The conversation comes as Biden has moved to shift US reliance off Chinese manufacturing, including the Senate’s passage Wednesday of legislation to encourage semiconductor companies to build more high-tech plants in the US. Biden wants to marshal global democracies to support infrastructure investments in low- and middle-income nations as an alternative to China’s “Belt and Road Initiative”, which aims to boost Chinese trade with other global markets.

Biden – who has kept in place tariffs on many Chinese-manufactured goods from the era of former US President Donald Trump in order to maintain leverage over Beijing – is weighing whether to ease at least some of them in a move to lessen the impact of soaring inflation on American households.

Biden and Xi on a call
US President Joe Biden is weighing whether to ease at least some of the Trump-era tariffs on many Chinese-manufactured goods in order to lessen the impact of growing inflation in the US [File: Jonathan Ernst/Reuters]
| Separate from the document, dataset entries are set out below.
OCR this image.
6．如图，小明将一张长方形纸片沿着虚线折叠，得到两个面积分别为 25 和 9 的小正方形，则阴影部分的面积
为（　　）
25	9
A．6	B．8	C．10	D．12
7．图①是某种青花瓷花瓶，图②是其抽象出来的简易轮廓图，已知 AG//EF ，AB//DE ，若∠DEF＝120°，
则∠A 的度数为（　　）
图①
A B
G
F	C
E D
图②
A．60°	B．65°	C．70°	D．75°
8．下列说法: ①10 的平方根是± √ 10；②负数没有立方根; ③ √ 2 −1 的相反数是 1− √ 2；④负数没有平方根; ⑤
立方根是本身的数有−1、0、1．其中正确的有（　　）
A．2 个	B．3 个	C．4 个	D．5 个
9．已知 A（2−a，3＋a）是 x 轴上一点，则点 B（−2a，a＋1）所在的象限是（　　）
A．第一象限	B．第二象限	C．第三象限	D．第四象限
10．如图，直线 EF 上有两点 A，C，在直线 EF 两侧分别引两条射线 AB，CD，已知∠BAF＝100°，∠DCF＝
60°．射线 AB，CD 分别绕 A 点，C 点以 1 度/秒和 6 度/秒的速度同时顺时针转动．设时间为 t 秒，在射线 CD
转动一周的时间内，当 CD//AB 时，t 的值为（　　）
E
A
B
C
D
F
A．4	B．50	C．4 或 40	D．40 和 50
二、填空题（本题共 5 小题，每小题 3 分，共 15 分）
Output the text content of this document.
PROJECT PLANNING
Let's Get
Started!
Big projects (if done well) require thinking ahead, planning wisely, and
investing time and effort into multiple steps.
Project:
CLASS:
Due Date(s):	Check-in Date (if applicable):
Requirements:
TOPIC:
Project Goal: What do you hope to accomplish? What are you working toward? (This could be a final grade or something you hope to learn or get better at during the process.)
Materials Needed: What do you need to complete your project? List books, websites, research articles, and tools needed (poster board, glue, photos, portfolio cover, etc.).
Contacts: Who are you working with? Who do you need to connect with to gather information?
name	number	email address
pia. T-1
Some analysts believe Xi also has an interest in avoiding escalation as he seeks an unprecedented third term in office at a congress of China’s ruling Communist Party expected in the fall.

Scott Kennedy of Washington’s Center for Strategic and International Studies said he did not believe the two sides were on the edge of a crisis, but “the risk of a major crisis is well above zero” and a Biden-Xi call was important to avoid an unwanted clash.

“Beijing, Taipei and Washington are full of people steeped in how to send and interpret signals conveying threats and reassurance, and I’m sure no one wants a war right now,” Kennedy told Reuters news agency.

US officials have also criticised China’s “zero-COVID” policy of mass testing and lockdowns in an effort to contain the spread of COVID-19 in its territory, labelling it misguided and fretting that it will further slow global economic growth.

Other points of strain include China’s treatment of Uighur Muslims, which the US has declared a genocide, its militarisation in the South China Sea, and a global campaign of economic and political espionage.